Saturday, March 19, 2011

Clear Thinking about Math Part 1

Sometimes, the best plans fall apart. Pamela seemed to track the review of fraction addition I did early last month. When we went back to area and perimeter problems, something got lost in translation. Fortunately, a friend posted about how she made tiles with numbers and symbols to use on a magnetic board with her grandson. Having to write added enough challenge to chip away at his working memory and make it difficult to a new concept to gel. Pamela writes and draws very well, but I thought it worthwhile to remove any potential memory drain while she was trying to visualize adding fractions. I suspect Pamela lost her thread of thought every time she had to stop and draw her thinking.

I also heeded Mary Boole's advice in an old Parents' Review article,
"Beware of writing, in play-lessons, anything which does not represent some process actually going on in the child's mind."
I created a set of pie charts in a spreadsheet, some representing wholes, some representing wholes split into fractions, and fractions. I stayed simple by limiting it to halves, thirds, fourths, and sixths. I cut out all the shapes, covered them with clear contact paper, and cut them again to make them more durable. Before we worked on a problem, we sorted between wholes and fractions to help Pamela familiarize herself with these homemade manipulatives. You can see the first step in our first lesson in the video below. Since Pamela understands fractions, I am using very declarative language as we collaborate.

Then, we started working on her problem, adding 4 3/4 and 4 1/2. Before writing, she set up a model for each addend so that she could represent her mental process visually and spotlight what adding fractions and simplifying meant. You can watch how we worked through the problem together: first, she made both denominators alike. Because I didn't build any models for eighths, she had to think through another option: fourths.
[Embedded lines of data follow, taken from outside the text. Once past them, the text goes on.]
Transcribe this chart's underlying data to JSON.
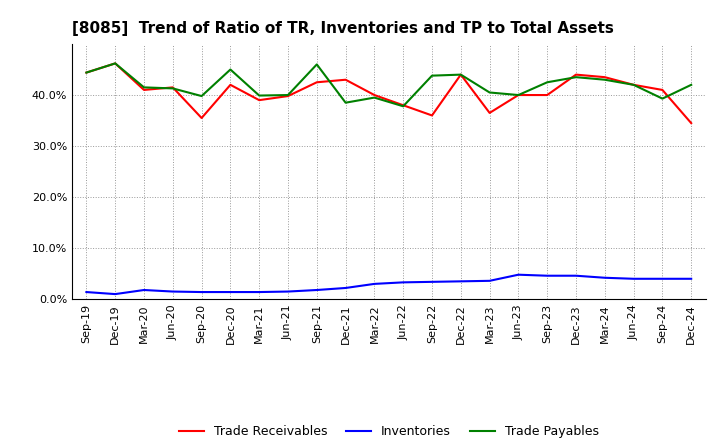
{
  "title": "[8085]  Trend of Ratio of TR, Inventories and TP to Total Assets",
  "labels": [
    "Sep-19",
    "Dec-19",
    "Mar-20",
    "Jun-20",
    "Sep-20",
    "Dec-20",
    "Mar-21",
    "Jun-21",
    "Sep-21",
    "Dec-21",
    "Mar-22",
    "Jun-22",
    "Sep-22",
    "Dec-22",
    "Mar-23",
    "Jun-23",
    "Sep-23",
    "Dec-23",
    "Mar-24",
    "Jun-24",
    "Sep-24",
    "Dec-24"
  ],
  "trade_receivables": [
    0.444,
    0.462,
    0.41,
    0.415,
    0.355,
    0.42,
    0.39,
    0.398,
    0.425,
    0.43,
    0.4,
    0.38,
    0.36,
    0.44,
    0.365,
    0.4,
    0.4,
    0.44,
    0.435,
    0.42,
    0.41,
    0.345
  ],
  "inventories": [
    0.014,
    0.01,
    0.018,
    0.015,
    0.014,
    0.014,
    0.014,
    0.015,
    0.018,
    0.022,
    0.03,
    0.033,
    0.034,
    0.035,
    0.036,
    0.048,
    0.046,
    0.046,
    0.042,
    0.04,
    0.04,
    0.04
  ],
  "trade_payables": [
    0.444,
    0.462,
    0.415,
    0.413,
    0.398,
    0.45,
    0.399,
    0.4,
    0.46,
    0.385,
    0.395,
    0.378,
    0.438,
    0.44,
    0.405,
    0.4,
    0.425,
    0.435,
    0.43,
    0.42,
    0.393,
    0.42
  ],
  "tr_color": "#ff0000",
  "inv_color": "#0000ff",
  "tp_color": "#008000",
  "background_color": "#ffffff",
  "grid_color": "#999999",
  "ylim": [
    0.0,
    0.5
  ],
  "yticks": [
    0.0,
    0.1,
    0.2,
    0.3,
    0.4
  ],
  "legend_labels": [
    "Trade Receivables",
    "Inventories",
    "Trade Payables"
  ]
}
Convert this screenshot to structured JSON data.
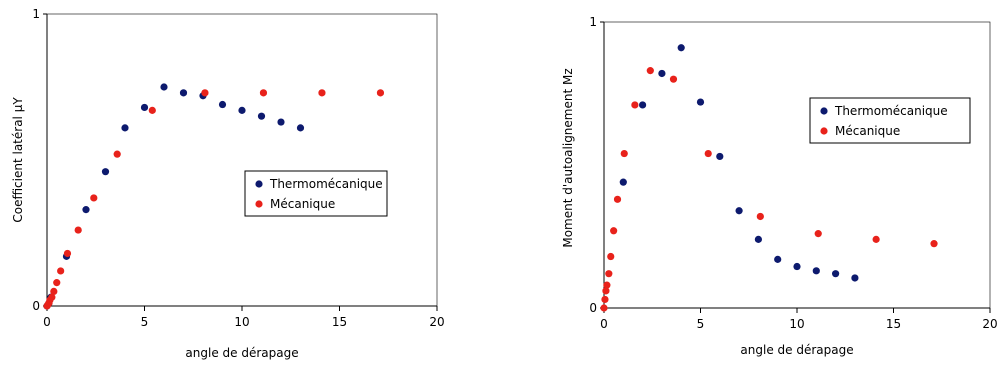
{
  "chart_data": [
    {
      "type": "scatter",
      "title": "",
      "xlabel": "angle de dérapage",
      "ylabel": "Coefficient latéral µY",
      "xlim": [
        0,
        20
      ],
      "ylim": [
        0,
        1
      ],
      "xticks": [
        "0",
        "5",
        "10",
        "15",
        "20"
      ],
      "yticks": [
        "0",
        "1"
      ],
      "grid": false,
      "legend_position": "right-middle",
      "series": [
        {
          "name": "Thermomécanique",
          "color": "#0d1a6e",
          "points": [
            [
              0,
              0.0
            ],
            [
              0.1,
              0.01
            ],
            [
              0.2,
              0.03
            ],
            [
              1,
              0.17
            ],
            [
              2,
              0.33
            ],
            [
              3,
              0.46
            ],
            [
              4,
              0.61
            ],
            [
              5,
              0.68
            ],
            [
              6,
              0.75
            ],
            [
              7,
              0.73
            ],
            [
              8,
              0.72
            ],
            [
              9,
              0.69
            ],
            [
              10,
              0.67
            ],
            [
              11,
              0.65
            ],
            [
              12,
              0.63
            ],
            [
              13,
              0.61
            ]
          ]
        },
        {
          "name": "Mécanique",
          "color": "#e8221b",
          "points": [
            [
              0,
              0.0
            ],
            [
              0.05,
              0.005
            ],
            [
              0.1,
              0.01
            ],
            [
              0.15,
              0.02
            ],
            [
              0.25,
              0.03
            ],
            [
              0.35,
              0.05
            ],
            [
              0.5,
              0.08
            ],
            [
              0.7,
              0.12
            ],
            [
              1.05,
              0.18
            ],
            [
              1.6,
              0.26
            ],
            [
              2.4,
              0.37
            ],
            [
              3.6,
              0.52
            ],
            [
              5.4,
              0.67
            ],
            [
              8.1,
              0.73
            ],
            [
              11.1,
              0.73
            ],
            [
              14.1,
              0.73
            ],
            [
              17.1,
              0.73
            ]
          ]
        }
      ]
    },
    {
      "type": "scatter",
      "title": "",
      "xlabel": "angle de dérapage",
      "ylabel": "Moment d'autoalignement Mz",
      "xlim": [
        0,
        20
      ],
      "ylim": [
        0,
        1
      ],
      "xticks": [
        "0",
        "5",
        "10",
        "15",
        "20"
      ],
      "yticks": [
        "0",
        "1"
      ],
      "grid": false,
      "legend_position": "top-right",
      "series": [
        {
          "name": "Thermomécanique",
          "color": "#0d1a6e",
          "points": [
            [
              1,
              0.44
            ],
            [
              2,
              0.71
            ],
            [
              3,
              0.82
            ],
            [
              4,
              0.91
            ],
            [
              5,
              0.72
            ],
            [
              6,
              0.53
            ],
            [
              7,
              0.34
            ],
            [
              8,
              0.24
            ],
            [
              9,
              0.17
            ],
            [
              10,
              0.145
            ],
            [
              11,
              0.13
            ],
            [
              12,
              0.12
            ],
            [
              13,
              0.105
            ]
          ]
        },
        {
          "name": "Mécanique",
          "color": "#e8221b",
          "points": [
            [
              0.0,
              0.0
            ],
            [
              0.05,
              0.03
            ],
            [
              0.1,
              0.06
            ],
            [
              0.15,
              0.08
            ],
            [
              0.25,
              0.12
            ],
            [
              0.35,
              0.18
            ],
            [
              0.5,
              0.27
            ],
            [
              0.7,
              0.38
            ],
            [
              1.05,
              0.54
            ],
            [
              1.6,
              0.71
            ],
            [
              2.4,
              0.83
            ],
            [
              3.6,
              0.8
            ],
            [
              5.4,
              0.54
            ],
            [
              8.1,
              0.32
            ],
            [
              11.1,
              0.26
            ],
            [
              14.1,
              0.24
            ],
            [
              17.1,
              0.225
            ]
          ]
        }
      ]
    }
  ]
}
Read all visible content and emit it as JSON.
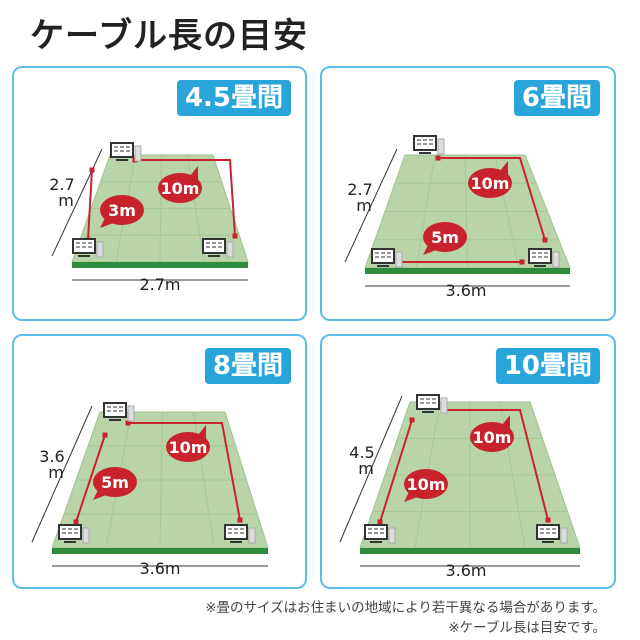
{
  "title": "ケーブル長の目安",
  "colors": {
    "accent": "#2aa5dc",
    "border": "#5bbfe8",
    "cable": "#c8232c",
    "floor": "#b8d4a8",
    "floor_edge": "#2e8b3e"
  },
  "panels": [
    {
      "label": "4.5畳間",
      "depth": "2.7",
      "depth_unit": "m",
      "width": "2.7m",
      "bubbles": [
        "10m",
        "3m"
      ]
    },
    {
      "label": "6畳間",
      "depth": "2.7",
      "depth_unit": "m",
      "width": "3.6m",
      "bubbles": [
        "10m",
        "5m"
      ]
    },
    {
      "label": "8畳間",
      "depth": "3.6",
      "depth_unit": "m",
      "width": "3.6m",
      "bubbles": [
        "10m",
        "5m"
      ]
    },
    {
      "label": "10畳間",
      "depth": "4.5",
      "depth_unit": "m",
      "width": "3.6m",
      "bubbles": [
        "10m",
        "10m"
      ]
    }
  ],
  "notes": [
    "※畳のサイズはお住まいの地域により若干異なる場合があります。",
    "※ケーブル長は目安です。"
  ]
}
Then, she added them and ended up with an improper fraction 5/4.

Using the models helped her see what she was doing when converting to a mixed fraction and adding the wholes again.

The video below shows how we collaborated step by step. We wanted to show what we were doing physically and write it on paper.
Working together like this cleared up other glitches. Pamela had a habit of forgetting to write the wholes until she needed them again. While she usually remembered to pick the wholes back up when she needed it, that mathematically incorrect habit could lead to disaster in algebra. When finding a common denominator, she tended to multiply the denominators (2 x 4 = 8) rather than going for the least common multiple (4). The lack of eighths forced her to think of a smaller denominator, which turned out to be the LCM. We worked on similar problems together for about a week. I made a set of twelfths for more challenging ones. Then, I faded myself out of the picture and she did well flying solo without anymore issues.
"Let his arithmetic lesson be to the child a daily exercise in clear thinking and rapid, careful execution, and his mental growth will be as obvious as the sprouting of seedlings in the spring." ~ Charlotte Mason (page 261)


Bonnie said...

Thank you for the links. I think I've read CM's words but need to refresh myself with my last one at home. When you have a child whose strongest bent is to numbers, it is most delightful! That was my oldest except he came up with ways to do math different than I taught it! He's the math guy in accounting now.
I need to hear you next week when you come to bless us.

AutismOnABudget said...

I'm saving this post for my granddaughter later. We did make the manipulatives like you described to teach her recognition of fractions. We need to practice for a little more with that. Thanks for the reminder.

Phyllis said...

This is a great lesson. You have a real talent at breaking down learning to its smallest components. Bravo, Mom!